Nobody was able to explain it for over 10 years. but we were able to tease out that information.

Abraham Wolcott, Study Principal Investigator and Professor, San Jose State University

Following an examination of the particles using transmission electron microscopes at the DOE's Lawrence Berkeley National Laboratory Molecular Foundry, the scientists directed SSRL X-rays toward nanodiamonds to investigate the concealed surfaces beneath the silica coating.

SSRL’s transition edge sensor – a super-sensitive thermometer that gathers temperature changes and transforms them to X-ray energies – showed which chemical groups were present on the surfaces of the nanodiamonds.

With the help of a second method – X-ray absorption spectroscopy (XAS) – the research group produced mobile electrons on the nanodiamond surface, further catching them as they traveled through the silica shell and escaped.

The thicker the coating, the fewer electrons went all the way to the surface. The signals served like a small measuring tape, thereby displaying the thickness of the silica coating on the nanometer scale.

Wolcott stated, “XAS is powerful because you can detect something that is submerged, that's hidden – like diamond underneath a silica shell. Folks have never done this with nanodiamonds before, so in addition to figuring out the bonding mechanism, we’ve also shown that XAS is useful for material scientists and chemists.”

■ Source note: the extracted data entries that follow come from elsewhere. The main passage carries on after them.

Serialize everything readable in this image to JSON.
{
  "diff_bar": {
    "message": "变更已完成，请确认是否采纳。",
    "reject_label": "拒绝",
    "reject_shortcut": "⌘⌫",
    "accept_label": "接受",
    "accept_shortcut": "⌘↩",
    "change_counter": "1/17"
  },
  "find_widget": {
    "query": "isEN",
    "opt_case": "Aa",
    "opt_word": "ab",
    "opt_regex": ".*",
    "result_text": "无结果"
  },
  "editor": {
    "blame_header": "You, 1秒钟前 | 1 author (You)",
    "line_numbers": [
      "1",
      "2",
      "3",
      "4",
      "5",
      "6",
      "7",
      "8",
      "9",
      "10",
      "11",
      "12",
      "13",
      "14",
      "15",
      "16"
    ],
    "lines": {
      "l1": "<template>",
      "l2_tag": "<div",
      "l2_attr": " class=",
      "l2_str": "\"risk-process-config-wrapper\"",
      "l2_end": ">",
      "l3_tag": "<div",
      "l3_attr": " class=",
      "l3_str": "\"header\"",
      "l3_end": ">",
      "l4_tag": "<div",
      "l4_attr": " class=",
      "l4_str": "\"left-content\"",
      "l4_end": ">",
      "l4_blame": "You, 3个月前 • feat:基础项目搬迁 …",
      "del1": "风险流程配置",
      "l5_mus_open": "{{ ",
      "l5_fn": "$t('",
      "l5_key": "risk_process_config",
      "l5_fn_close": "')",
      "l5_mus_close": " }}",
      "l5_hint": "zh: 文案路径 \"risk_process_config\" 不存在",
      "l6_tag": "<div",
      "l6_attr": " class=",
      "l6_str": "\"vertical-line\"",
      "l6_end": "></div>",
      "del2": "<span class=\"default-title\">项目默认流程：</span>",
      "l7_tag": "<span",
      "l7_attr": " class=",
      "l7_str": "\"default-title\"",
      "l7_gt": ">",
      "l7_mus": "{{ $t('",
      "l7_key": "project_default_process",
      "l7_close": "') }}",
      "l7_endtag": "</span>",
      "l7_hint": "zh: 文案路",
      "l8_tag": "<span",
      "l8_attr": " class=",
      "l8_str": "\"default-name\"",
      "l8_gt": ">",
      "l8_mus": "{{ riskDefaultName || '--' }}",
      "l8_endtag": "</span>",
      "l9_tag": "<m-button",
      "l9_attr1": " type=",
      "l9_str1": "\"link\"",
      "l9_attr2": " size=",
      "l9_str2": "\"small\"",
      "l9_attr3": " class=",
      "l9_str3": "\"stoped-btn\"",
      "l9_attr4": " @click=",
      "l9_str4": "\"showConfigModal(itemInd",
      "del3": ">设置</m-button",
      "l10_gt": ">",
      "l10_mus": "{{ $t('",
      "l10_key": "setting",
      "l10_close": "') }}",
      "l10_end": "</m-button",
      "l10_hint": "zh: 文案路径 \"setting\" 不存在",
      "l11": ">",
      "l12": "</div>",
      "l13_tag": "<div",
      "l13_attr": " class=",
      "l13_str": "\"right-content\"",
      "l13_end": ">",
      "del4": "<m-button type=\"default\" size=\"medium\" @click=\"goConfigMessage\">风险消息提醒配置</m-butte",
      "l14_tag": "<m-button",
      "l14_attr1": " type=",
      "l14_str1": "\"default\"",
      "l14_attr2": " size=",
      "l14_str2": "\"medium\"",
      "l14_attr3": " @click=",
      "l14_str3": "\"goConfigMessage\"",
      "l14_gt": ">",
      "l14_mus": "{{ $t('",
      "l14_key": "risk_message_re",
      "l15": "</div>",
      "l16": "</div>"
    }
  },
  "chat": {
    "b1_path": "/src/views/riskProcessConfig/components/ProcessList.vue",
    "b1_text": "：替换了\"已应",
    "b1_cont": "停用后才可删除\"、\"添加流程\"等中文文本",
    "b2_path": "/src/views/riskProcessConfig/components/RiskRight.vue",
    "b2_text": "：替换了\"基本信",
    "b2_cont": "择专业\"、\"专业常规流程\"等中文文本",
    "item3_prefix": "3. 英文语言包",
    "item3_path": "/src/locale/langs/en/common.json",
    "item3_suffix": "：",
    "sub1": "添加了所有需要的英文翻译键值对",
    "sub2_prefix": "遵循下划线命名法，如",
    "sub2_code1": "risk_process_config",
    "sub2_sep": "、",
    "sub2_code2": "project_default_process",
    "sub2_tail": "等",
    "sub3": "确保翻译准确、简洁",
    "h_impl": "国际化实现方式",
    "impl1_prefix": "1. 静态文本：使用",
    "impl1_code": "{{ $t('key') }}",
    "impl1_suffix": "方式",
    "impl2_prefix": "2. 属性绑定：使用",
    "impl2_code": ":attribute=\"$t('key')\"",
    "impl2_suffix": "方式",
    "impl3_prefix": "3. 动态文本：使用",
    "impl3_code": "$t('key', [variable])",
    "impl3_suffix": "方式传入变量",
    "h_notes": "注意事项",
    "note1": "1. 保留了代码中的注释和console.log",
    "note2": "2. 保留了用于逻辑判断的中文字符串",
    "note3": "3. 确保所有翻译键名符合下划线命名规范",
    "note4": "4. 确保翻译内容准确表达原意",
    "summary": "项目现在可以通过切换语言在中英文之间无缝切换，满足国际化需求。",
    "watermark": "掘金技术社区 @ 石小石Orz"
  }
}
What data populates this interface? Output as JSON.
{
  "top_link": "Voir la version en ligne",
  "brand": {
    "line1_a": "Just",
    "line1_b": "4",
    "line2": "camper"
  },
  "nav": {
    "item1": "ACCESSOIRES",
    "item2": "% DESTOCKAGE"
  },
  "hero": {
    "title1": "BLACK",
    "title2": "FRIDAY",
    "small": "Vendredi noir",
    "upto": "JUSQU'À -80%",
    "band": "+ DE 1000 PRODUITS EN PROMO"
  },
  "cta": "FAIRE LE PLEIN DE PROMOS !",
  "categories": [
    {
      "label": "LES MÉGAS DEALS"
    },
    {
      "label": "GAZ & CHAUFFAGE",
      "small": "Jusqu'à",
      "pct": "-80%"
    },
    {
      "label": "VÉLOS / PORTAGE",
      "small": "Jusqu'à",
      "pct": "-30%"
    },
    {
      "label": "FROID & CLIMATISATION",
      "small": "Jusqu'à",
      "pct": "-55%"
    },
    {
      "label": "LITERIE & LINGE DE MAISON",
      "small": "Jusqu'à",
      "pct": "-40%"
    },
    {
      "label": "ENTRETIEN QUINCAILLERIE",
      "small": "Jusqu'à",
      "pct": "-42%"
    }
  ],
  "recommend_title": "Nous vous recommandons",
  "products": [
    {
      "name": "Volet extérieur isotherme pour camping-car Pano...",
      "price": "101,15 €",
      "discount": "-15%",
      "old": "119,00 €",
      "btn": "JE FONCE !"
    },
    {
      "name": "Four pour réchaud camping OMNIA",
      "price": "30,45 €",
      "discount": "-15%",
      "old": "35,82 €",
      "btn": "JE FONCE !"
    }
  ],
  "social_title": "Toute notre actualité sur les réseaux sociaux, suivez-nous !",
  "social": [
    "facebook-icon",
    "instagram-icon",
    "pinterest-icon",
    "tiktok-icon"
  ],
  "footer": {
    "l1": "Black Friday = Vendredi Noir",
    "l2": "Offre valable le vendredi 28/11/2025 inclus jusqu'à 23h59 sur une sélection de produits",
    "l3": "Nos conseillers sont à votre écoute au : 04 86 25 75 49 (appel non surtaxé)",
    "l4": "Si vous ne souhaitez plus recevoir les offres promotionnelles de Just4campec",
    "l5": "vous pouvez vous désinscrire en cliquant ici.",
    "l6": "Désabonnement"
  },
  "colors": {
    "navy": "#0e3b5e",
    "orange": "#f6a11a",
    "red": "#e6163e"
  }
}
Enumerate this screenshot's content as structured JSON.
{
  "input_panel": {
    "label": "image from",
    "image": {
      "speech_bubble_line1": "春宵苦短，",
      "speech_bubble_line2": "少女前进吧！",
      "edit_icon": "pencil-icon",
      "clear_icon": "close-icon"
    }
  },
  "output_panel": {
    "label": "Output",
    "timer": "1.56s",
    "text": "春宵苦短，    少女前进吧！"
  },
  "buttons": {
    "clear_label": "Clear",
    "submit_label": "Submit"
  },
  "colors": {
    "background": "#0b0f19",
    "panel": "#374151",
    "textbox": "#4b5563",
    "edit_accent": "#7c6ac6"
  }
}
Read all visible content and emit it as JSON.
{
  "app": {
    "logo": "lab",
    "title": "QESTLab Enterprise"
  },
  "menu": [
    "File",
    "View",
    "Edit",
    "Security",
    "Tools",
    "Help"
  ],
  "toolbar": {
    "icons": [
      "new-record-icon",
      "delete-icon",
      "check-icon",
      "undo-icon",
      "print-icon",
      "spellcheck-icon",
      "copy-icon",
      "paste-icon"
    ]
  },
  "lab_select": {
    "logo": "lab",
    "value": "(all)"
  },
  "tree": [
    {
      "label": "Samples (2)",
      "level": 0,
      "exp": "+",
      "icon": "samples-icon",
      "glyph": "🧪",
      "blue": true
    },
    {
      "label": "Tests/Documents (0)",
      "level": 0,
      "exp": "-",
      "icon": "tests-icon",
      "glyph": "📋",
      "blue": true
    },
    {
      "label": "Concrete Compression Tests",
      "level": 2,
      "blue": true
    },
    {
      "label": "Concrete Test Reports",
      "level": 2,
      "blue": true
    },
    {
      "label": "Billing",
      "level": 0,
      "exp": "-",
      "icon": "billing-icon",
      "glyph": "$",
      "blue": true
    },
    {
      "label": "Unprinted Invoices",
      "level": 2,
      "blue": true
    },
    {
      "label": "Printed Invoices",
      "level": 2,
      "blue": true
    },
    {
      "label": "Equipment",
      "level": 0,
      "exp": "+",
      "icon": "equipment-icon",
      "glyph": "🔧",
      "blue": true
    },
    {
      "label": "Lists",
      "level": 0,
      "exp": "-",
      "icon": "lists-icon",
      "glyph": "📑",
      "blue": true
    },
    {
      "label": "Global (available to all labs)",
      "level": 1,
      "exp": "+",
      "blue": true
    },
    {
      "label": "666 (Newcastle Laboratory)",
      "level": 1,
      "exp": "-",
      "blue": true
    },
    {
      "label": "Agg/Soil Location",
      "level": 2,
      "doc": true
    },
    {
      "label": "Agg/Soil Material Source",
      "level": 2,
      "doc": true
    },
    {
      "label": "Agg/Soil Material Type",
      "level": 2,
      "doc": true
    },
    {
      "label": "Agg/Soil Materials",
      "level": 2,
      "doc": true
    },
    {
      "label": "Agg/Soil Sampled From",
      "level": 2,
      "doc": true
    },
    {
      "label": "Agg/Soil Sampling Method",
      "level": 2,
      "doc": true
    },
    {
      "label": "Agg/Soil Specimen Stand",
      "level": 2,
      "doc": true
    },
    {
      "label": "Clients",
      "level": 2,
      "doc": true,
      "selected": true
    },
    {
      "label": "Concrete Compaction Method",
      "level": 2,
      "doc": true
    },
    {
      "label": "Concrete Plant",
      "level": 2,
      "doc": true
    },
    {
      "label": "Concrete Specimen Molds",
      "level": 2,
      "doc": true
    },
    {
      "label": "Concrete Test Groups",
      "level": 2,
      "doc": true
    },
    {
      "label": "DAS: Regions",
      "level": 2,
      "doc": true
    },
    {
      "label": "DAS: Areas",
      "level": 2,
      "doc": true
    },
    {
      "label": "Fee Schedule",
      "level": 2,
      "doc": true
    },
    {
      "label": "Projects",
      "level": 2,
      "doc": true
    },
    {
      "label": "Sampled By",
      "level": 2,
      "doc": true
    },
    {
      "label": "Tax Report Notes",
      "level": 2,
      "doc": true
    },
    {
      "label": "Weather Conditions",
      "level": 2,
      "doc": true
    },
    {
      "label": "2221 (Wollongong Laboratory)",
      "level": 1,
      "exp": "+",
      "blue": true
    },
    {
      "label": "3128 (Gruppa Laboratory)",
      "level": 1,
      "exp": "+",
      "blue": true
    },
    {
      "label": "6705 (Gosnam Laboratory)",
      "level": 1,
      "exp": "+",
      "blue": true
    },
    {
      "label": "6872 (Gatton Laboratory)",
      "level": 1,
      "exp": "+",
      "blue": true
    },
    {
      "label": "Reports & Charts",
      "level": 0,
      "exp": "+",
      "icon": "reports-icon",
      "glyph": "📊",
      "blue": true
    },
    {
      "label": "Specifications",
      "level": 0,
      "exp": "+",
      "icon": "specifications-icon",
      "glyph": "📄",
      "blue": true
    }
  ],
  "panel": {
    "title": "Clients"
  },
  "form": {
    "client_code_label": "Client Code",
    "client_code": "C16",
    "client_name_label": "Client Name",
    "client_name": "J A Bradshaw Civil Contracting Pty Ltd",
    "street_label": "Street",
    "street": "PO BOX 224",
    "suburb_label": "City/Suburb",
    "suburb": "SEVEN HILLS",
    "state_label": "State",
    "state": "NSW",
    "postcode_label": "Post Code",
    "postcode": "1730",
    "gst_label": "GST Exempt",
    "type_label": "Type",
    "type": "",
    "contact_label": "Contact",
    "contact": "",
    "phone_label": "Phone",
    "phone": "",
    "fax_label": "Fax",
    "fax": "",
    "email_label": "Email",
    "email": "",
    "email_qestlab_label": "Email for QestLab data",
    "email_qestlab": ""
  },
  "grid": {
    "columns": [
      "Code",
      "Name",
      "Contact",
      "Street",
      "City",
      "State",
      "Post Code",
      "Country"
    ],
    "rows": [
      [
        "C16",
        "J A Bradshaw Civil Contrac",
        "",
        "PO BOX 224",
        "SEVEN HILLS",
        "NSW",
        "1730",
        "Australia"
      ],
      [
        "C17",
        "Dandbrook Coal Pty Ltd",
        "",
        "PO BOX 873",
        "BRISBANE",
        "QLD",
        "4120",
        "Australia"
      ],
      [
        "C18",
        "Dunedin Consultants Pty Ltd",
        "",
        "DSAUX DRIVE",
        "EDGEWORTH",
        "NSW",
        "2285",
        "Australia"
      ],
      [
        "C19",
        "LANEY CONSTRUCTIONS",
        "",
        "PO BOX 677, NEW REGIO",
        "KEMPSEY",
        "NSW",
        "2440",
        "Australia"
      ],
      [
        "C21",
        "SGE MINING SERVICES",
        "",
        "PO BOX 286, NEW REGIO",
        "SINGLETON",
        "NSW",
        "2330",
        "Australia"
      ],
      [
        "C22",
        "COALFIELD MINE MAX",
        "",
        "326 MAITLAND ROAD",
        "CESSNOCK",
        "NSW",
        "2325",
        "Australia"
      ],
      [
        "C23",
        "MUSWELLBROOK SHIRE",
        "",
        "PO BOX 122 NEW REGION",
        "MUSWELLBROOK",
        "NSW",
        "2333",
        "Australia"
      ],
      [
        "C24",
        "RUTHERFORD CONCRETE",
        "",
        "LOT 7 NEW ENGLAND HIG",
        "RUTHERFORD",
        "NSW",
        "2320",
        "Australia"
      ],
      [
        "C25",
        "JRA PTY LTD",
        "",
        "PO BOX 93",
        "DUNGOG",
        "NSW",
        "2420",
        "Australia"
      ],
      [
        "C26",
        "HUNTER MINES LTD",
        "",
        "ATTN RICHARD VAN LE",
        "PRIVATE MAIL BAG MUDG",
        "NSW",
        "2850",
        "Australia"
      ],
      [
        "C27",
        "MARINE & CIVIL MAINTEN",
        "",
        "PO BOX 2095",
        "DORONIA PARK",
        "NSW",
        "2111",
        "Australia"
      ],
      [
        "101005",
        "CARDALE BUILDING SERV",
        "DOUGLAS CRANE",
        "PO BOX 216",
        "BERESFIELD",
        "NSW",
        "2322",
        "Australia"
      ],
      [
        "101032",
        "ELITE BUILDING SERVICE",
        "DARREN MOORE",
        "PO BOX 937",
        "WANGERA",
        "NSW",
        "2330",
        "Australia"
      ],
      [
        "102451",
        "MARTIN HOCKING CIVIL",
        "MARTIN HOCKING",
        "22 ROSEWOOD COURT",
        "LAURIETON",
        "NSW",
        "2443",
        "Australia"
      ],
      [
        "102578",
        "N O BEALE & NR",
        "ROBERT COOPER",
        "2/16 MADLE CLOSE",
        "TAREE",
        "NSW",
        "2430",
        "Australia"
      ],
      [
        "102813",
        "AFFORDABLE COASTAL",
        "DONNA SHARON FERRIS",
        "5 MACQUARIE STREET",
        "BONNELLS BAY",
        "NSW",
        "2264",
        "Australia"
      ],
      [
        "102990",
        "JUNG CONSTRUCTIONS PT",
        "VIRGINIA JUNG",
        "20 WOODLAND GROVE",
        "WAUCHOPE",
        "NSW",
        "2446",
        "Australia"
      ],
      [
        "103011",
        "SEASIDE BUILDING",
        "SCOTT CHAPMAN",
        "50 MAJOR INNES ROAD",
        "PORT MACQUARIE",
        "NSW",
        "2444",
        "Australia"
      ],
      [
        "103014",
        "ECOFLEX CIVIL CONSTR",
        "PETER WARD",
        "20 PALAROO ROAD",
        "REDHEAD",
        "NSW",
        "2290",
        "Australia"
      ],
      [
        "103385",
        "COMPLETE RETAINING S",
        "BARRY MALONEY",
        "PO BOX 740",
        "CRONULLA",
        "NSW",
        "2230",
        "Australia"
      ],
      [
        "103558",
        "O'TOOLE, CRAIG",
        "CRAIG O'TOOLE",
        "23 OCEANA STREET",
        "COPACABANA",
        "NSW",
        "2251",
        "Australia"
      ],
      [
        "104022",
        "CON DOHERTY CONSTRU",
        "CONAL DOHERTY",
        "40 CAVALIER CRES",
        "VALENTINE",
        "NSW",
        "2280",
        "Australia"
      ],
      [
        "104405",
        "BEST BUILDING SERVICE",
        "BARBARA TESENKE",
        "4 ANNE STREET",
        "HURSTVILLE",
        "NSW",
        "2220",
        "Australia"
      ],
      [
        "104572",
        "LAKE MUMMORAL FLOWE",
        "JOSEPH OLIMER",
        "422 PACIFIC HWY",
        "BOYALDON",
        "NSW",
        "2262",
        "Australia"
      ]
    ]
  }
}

In the forthcoming days, Wolcott, who is known for offering hands-on research opportunities, wishes to put students to work coating nanodiamonds with other materials. Zinc, Titanium, and other metal oxides, for instance, could set the stage for avenues in quantum sensing and biological labeling applications.

Nanodiamonds are incredible microtools with immediate applications. Now that we understand how the silica shell forms, we can begin optimizing it and expanding to other types of materials,” stated Karen Lopez, a biomedical engineering Ph.D. student at the University of California, Irvine, who, like the other SJSU authors, worked on the study as an undergraduate.

This study was financially supported in part by the DOE’s Office of Science and the Laboratory Directed Research and Development program.

Journal Reference

Sandoval, P. J., et al. (2023) Quantum Diamonds at the Beach: Chemical Insights into Silica Growth on Nanoscale Diamond using Multimodal Characterization and Simulation. ACS Nanoscience. doi.org/10.1021/acsnanoscienceau.3c00033.